Perhaps the intention is to criticize the state of modern film, how each genre has become cripplingly repetitious and stale. After all, the first scene consists of a blind man breaking through a wall and onto a movie theater. The wall, as cliché as it is, works as a metaphor for the limitations that writers and filmmakers create for themselves and therefore their work. Most importantly, it suggests that there is a wall between films and viewers that goes unbroken or unchallenged far too often.
If such is the case, the picture needs to stand on its own and be better than its targets. Since the film is neither this nor that and yet it attempts to be everything, it does not work. It fails to do anything particularly memorable with each assignment. Take M. Oscar playing a beggar in the streets of Paris as an example. While it is a good physical performance, the character is created and disposed of so quickly. There is not enough time for us to get acclimated, ask questions, and really think about what is happening.
Lavant proves in the zone in embodying each character but since the screenplay by Leos Carax does not give us the necessary time to be engaged with what is going on in its universe, the performance is, in many ways, cheapened as well as weakened in terms of emotional impact. With each make-up and costume change, there is a dramatic physical transformation but I never got past the fact that the actor is acting. It is a shame because if the material had been less insular and self-important, it would have been a visual feast as well as a force worthy of challenging our minds.
At least the cinematography is more welcoming. I enjoyed the sights of Paris especially at night and the way the camera follows M. Oscar as he turns into and around corners. But a way a picture looks rarely makes up for its (equally) important deficiencies. A movie may have good visuals but if it all feels hollow, as is the case here, the experience feels not unlike watching an amateur street performance.

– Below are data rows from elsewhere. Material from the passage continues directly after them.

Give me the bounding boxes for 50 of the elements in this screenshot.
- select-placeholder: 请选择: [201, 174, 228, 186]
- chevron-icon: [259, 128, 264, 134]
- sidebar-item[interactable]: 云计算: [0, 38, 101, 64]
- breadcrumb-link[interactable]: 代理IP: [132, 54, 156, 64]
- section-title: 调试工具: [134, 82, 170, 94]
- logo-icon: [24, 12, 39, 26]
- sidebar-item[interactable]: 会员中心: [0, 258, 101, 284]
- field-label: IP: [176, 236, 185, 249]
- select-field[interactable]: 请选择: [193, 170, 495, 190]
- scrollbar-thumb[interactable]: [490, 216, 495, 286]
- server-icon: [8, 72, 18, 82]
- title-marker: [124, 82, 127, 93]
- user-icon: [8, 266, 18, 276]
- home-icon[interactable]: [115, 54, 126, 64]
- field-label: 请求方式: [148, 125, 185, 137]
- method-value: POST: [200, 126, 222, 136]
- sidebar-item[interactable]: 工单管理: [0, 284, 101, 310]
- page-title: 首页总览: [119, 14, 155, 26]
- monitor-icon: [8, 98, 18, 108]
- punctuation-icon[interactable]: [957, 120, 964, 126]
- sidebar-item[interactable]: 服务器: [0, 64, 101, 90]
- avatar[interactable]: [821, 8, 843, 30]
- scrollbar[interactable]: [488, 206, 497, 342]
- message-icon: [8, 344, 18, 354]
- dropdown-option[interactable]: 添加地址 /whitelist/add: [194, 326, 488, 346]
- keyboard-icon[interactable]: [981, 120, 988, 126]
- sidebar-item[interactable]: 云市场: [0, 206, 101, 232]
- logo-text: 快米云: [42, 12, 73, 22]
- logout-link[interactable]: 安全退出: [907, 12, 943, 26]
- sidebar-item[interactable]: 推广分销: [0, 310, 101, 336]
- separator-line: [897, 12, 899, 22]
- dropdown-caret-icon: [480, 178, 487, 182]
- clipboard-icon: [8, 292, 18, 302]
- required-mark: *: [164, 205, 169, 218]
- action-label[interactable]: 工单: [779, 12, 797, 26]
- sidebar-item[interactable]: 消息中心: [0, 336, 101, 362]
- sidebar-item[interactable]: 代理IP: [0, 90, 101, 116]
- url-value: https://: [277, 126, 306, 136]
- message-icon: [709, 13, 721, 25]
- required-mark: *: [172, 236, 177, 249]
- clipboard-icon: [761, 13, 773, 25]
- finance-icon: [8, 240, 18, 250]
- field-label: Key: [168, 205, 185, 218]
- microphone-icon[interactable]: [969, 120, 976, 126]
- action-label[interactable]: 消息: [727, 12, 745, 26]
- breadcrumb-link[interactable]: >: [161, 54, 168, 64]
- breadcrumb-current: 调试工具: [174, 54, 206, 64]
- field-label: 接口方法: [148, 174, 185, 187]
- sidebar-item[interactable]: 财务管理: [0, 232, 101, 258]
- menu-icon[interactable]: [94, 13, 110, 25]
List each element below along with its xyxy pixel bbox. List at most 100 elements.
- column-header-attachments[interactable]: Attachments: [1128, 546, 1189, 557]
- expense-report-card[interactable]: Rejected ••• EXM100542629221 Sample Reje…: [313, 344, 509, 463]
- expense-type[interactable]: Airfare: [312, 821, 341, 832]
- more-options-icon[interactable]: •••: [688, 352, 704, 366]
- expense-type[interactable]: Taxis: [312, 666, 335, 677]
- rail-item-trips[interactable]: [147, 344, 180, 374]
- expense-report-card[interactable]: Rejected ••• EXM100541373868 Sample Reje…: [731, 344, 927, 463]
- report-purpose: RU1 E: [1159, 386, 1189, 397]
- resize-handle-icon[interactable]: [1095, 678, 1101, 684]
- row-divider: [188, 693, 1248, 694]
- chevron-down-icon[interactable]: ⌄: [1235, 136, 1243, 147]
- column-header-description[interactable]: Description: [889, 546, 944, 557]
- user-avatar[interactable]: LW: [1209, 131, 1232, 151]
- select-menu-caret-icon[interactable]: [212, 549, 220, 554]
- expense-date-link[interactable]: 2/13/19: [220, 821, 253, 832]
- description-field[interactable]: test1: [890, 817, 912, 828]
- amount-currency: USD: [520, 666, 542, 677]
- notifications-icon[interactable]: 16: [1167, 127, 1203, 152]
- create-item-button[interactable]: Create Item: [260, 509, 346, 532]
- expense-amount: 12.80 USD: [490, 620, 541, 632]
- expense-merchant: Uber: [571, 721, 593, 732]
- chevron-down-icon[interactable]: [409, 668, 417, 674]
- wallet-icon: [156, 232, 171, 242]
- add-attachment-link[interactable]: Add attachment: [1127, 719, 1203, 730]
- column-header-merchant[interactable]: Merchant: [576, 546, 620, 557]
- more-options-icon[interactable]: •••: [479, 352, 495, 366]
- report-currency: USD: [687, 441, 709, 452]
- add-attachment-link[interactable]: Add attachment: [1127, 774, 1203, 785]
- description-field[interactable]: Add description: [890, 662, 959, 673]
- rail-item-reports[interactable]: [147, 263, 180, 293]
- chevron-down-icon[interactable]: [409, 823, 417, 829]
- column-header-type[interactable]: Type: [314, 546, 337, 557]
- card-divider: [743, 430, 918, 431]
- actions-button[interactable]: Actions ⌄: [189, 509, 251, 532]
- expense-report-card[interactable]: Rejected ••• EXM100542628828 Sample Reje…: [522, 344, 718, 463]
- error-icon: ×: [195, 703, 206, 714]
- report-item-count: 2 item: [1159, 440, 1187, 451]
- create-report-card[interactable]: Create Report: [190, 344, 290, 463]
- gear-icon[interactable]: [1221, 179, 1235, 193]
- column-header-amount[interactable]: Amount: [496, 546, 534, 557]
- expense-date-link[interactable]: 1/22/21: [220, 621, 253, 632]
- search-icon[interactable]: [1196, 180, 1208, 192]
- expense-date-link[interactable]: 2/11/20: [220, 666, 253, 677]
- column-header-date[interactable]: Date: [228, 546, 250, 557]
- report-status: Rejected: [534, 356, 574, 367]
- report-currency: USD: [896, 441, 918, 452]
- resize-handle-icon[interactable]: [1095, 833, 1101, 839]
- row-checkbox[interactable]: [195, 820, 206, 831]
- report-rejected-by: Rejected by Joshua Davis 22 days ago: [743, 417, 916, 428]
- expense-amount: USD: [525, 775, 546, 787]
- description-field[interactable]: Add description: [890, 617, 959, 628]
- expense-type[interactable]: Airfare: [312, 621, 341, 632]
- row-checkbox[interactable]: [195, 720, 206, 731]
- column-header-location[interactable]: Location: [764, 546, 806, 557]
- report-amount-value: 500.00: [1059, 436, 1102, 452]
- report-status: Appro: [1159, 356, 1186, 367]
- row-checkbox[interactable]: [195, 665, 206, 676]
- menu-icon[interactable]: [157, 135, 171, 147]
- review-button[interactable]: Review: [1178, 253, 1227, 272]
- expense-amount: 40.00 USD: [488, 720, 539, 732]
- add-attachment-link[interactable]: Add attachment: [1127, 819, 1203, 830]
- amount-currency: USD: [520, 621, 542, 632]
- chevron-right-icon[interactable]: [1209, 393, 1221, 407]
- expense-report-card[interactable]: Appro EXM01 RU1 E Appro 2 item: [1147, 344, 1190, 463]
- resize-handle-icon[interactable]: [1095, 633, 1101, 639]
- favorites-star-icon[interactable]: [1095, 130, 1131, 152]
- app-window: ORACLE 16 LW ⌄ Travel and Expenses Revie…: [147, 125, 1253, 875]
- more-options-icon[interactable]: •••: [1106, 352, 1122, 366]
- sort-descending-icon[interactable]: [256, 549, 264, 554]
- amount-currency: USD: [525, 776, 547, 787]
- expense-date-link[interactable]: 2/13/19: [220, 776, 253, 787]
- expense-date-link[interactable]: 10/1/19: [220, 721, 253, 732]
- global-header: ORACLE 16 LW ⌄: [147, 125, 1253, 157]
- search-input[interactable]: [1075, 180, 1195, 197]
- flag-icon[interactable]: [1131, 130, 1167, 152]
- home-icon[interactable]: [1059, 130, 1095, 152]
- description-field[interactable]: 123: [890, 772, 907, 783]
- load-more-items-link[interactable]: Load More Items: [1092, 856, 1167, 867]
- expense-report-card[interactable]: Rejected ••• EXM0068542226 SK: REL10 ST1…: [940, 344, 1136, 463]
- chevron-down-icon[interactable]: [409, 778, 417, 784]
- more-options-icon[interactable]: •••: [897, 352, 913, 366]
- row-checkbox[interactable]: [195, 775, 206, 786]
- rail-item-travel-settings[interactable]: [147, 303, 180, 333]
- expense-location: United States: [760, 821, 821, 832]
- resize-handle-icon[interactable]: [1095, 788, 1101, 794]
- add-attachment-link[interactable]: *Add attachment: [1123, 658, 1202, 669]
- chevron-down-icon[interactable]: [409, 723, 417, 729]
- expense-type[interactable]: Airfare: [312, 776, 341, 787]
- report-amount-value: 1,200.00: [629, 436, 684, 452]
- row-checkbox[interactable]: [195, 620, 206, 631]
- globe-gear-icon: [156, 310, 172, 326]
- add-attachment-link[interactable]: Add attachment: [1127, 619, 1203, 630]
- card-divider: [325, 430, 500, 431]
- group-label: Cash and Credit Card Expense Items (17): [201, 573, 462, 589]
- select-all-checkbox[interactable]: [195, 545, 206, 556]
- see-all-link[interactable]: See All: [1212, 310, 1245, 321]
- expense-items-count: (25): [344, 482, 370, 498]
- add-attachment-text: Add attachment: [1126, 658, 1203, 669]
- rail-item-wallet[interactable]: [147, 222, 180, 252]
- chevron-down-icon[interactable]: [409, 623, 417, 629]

Some are quick to make foolish claims that “Holy Motors,” directed by Leos Carax, is a love letter to movie lovers. This is a most unwarranted and outrageous assertion because the film is dead cold toward us. Just because a film is “artsy” or strives to be very different, does not mean it is good. While it does inspire curiosity, it is not thrilling, funny, heart-wrenching, or scary. It does not give us a sense of wonder either. What good is a film if we sit there expressionless?